Amnesty’s 211-page report, which will be released officially on Tuesday morning, accuses Israel of apartheid against Palestinians and forcing them to live with “cruel policies of segregation, dispossession and exclusion amounting to crimes against humanity”.
The human rights group called on the UK to impose an import ban on all products from Israel’s illegal settlements and to reassess its close ties with the Israeli government.
Israeli officials claim they were not informed or approached by Amnesty, but that Israeli intelligence services were able to obtain the report before publication.
However, Amnesty International made clear in its report that it contacted the Israeli foreign minister last year detailing its accusations.
Israeli officials also claimed that Amnesty began distributing embargoed copies of the report last Thursday, on International Holocaust Remembrance Day.
In response, a spokesman from Amnesty said: “We did not proactively distribute the report on International Holocaust Remembrance Day. Amnesty’s international secretariat only provided the embargoed report to a small number of media contacts last week, who had requested it in response to our press conference invite.”
Authorised by Naftali Bennett, the prime minister, and Yair Lapid, the foreign minister, Israeli officials leaked the report to selected media and non-governmental organisations in an attempt to “seize the narrative”.
They prepared a dossier of information on Amnesty’s senior personnel and the London office, pointing to allegations that surfaced last year that the organisation has “a culture of white privilege with incidents of racism”.
“Amnesty have tried in a despicable way to publish an antisemitic report without getting Israel’s response,” Lior Haiat, the foreign ministry spokesman, said. “The report denies the right of Israel to exist as the nation-state of the Jewish people and uses a double standard and demonisation to delegitimise it. These are the components of modern antisemitism.”
The Amnesty spokesman responded in a statement, saying: “All Amnesty’s criticism of the Israeli government is based on international law, and evidence of the great harm and suffering Israel’s policies cause to Palestinians. Amnesty criticises the Israeli government, not the Israeli or Jewish people.”
This is not the first report by a human rights group accusing Israel of apartheid. Last year the Israeli watchdog group B’Tselem issued a landmark report, followed a few months later by Human Rights Watch.
Amnesty’s report accuses Israel of discriminatory and racially motivated policies against the Palestinians, designed to ensure the dominance of a Jewish majority, both within Israel’s recognised borders and in the occupied territories of the West Bank and the Gaza Strip, which it seized in the 1967 war. The report goes back over seven decades to Israel’s policies since its foundation in 1948.
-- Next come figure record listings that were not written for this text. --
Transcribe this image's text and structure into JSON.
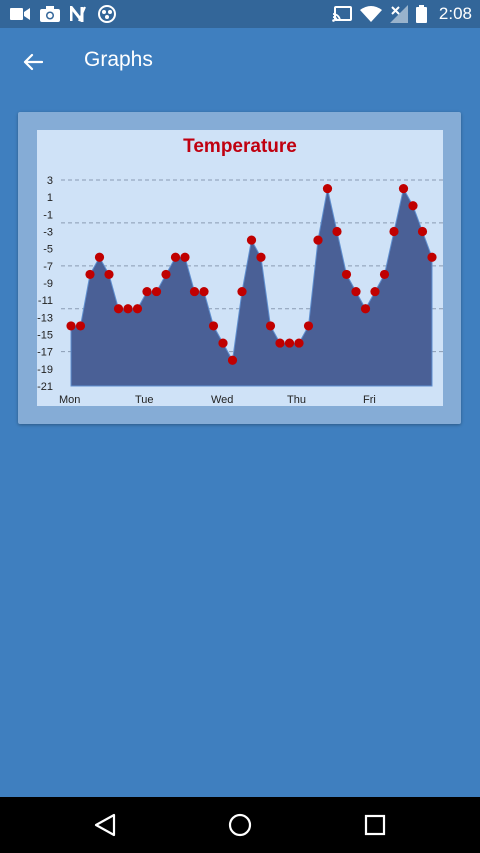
{
  "status_bar": {
    "time": "2:08",
    "left_icons": [
      "videocam-icon",
      "camera-icon",
      "n-notification-icon",
      "sync-dots-icon"
    ],
    "right_icons": [
      "cast-icon",
      "wifi-icon",
      "signal-off-icon",
      "battery-icon"
    ]
  },
  "app_bar": {
    "title": "Graphs"
  },
  "colors": {
    "background": "#3f7fbf",
    "status_bar": "#336699",
    "card": "#85acd6",
    "plot_bg": "#cfe2f7",
    "area_fill": "#4a6096",
    "marker": "#c00000",
    "title": "#c00010"
  },
  "chart_data": {
    "type": "area",
    "title": "Temperature",
    "xlabel": "",
    "ylabel": "",
    "ylim": [
      -21,
      3
    ],
    "y_ticks": [
      3,
      1,
      -1,
      -3,
      -5,
      -7,
      -9,
      -11,
      -13,
      -15,
      -17,
      -19,
      -21
    ],
    "gridlines_at": [
      3,
      -2,
      -7,
      -12,
      -17
    ],
    "x_tick_labels": [
      "Mon",
      "Tue",
      "Wed",
      "Thu",
      "Fri"
    ],
    "points_per_day": 8,
    "values": [
      -14,
      -14,
      -8,
      -6,
      -8,
      -12,
      -12,
      -12,
      -10,
      -10,
      -8,
      -6,
      -6,
      -10,
      -10,
      -14,
      -16,
      -18,
      -10,
      -4,
      -6,
      -14,
      -16,
      -16,
      -16,
      -14,
      -4,
      2,
      -3,
      -8,
      -10,
      -12,
      -10,
      -8,
      -3,
      2,
      0,
      -3,
      -6
    ],
    "markers": true,
    "grid": "horizontal dashed"
  },
  "nav_bar": {
    "buttons": [
      "back-nav-icon",
      "home-nav-icon",
      "recents-nav-icon"
    ]
  }
}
Agnès Callamard, Amnesty’s secretary-general, is planning to present the report during a press conference in Jerusalem on Tuesday morning.
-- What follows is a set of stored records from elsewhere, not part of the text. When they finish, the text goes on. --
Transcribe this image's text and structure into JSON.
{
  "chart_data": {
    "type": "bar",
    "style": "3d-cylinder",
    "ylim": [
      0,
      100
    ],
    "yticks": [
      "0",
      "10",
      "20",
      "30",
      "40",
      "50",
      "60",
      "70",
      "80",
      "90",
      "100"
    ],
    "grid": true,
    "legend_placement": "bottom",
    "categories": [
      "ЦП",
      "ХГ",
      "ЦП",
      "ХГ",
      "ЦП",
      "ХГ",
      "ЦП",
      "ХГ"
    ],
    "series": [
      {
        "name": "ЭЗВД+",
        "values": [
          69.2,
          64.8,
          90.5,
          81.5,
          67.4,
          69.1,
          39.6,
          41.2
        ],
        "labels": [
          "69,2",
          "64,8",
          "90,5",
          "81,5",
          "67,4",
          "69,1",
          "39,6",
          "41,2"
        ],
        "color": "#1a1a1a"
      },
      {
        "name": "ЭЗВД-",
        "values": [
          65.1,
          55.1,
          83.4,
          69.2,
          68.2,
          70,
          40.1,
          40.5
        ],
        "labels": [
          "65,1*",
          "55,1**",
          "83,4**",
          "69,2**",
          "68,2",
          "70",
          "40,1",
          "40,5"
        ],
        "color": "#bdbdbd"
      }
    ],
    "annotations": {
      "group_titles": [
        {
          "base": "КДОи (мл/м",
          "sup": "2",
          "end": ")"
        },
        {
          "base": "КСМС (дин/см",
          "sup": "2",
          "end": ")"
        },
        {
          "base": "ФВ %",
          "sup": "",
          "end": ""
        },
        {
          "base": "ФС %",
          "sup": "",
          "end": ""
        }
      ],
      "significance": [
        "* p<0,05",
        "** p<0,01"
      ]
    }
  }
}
Callamard said: “Our report reveals the true extent of Israel’s apartheid regime. Whether they live in Gaza, East Jerusalem, Hebron or Israel itself, Palestinians are treated as an inferior racial group and systematically deprived of their rights.
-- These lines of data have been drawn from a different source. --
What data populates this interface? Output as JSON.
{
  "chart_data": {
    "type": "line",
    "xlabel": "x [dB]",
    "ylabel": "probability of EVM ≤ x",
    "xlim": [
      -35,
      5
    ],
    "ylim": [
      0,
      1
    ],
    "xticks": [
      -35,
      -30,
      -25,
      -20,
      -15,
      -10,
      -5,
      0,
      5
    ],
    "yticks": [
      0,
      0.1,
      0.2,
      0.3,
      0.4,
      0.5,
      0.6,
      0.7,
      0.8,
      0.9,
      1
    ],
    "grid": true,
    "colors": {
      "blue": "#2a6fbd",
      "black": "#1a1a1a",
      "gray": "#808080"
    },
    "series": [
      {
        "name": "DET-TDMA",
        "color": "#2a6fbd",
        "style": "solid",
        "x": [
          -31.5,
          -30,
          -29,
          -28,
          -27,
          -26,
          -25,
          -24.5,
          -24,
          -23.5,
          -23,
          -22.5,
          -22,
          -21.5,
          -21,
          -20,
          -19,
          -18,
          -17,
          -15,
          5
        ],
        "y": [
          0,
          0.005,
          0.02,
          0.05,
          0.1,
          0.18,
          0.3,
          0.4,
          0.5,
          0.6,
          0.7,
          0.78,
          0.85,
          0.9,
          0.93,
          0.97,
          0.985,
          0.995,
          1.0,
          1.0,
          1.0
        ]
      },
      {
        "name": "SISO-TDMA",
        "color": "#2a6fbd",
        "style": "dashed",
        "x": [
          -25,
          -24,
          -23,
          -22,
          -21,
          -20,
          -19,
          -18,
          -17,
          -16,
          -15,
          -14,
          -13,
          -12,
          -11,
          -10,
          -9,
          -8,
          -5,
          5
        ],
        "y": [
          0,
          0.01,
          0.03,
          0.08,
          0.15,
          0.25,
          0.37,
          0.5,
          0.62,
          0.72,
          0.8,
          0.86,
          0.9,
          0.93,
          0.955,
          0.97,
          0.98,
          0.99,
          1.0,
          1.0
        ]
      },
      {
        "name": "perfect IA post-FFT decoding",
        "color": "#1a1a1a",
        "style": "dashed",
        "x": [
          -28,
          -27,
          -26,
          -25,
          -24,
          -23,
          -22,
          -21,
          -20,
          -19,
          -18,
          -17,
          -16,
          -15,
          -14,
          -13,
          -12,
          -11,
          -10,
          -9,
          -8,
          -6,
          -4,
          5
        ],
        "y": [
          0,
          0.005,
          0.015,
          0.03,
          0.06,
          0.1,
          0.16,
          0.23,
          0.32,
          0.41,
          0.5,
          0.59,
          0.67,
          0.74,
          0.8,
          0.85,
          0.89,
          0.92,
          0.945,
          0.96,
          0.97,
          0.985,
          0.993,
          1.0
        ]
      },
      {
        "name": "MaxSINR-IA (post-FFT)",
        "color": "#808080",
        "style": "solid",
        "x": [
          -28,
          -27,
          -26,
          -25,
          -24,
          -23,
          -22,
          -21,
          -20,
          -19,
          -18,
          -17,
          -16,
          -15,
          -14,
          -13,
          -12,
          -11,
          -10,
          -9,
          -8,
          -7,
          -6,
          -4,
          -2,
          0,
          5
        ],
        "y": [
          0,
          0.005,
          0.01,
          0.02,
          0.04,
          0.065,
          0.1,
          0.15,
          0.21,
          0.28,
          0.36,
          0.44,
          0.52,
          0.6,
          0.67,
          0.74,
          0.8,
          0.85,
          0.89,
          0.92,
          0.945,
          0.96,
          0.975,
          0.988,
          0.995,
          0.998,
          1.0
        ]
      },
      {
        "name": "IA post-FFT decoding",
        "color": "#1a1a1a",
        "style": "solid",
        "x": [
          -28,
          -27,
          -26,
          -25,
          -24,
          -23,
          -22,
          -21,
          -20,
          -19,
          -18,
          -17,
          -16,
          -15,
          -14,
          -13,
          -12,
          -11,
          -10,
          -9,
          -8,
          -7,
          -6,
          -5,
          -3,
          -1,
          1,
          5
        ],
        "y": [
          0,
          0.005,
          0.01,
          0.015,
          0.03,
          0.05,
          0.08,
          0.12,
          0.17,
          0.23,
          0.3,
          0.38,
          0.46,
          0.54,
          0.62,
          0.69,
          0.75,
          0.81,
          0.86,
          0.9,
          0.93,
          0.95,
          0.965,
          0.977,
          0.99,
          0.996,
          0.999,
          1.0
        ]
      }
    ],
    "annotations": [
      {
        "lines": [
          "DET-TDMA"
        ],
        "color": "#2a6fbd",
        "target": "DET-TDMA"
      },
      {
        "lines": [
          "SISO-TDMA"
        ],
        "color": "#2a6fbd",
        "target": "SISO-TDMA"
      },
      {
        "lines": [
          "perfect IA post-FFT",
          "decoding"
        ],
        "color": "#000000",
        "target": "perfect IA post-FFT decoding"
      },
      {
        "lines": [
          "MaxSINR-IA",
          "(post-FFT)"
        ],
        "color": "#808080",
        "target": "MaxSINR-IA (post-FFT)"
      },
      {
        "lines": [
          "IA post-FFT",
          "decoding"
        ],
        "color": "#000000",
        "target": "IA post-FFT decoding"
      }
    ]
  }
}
“Israel must dismantle the apartheid system and start treating Palestinians as human beings with equal rights and dignity. Until it does, peace and security will remain a distant prospect for Israelis and Palestinians alike.”
Israeli officials have accused her of anti-Israeli bias, based on a tweet of hers from 2013 in which she claimed that Israel had assassinated Yasser Arafat, the Palestinian leader. Amnesty later distanced itself from the tweet.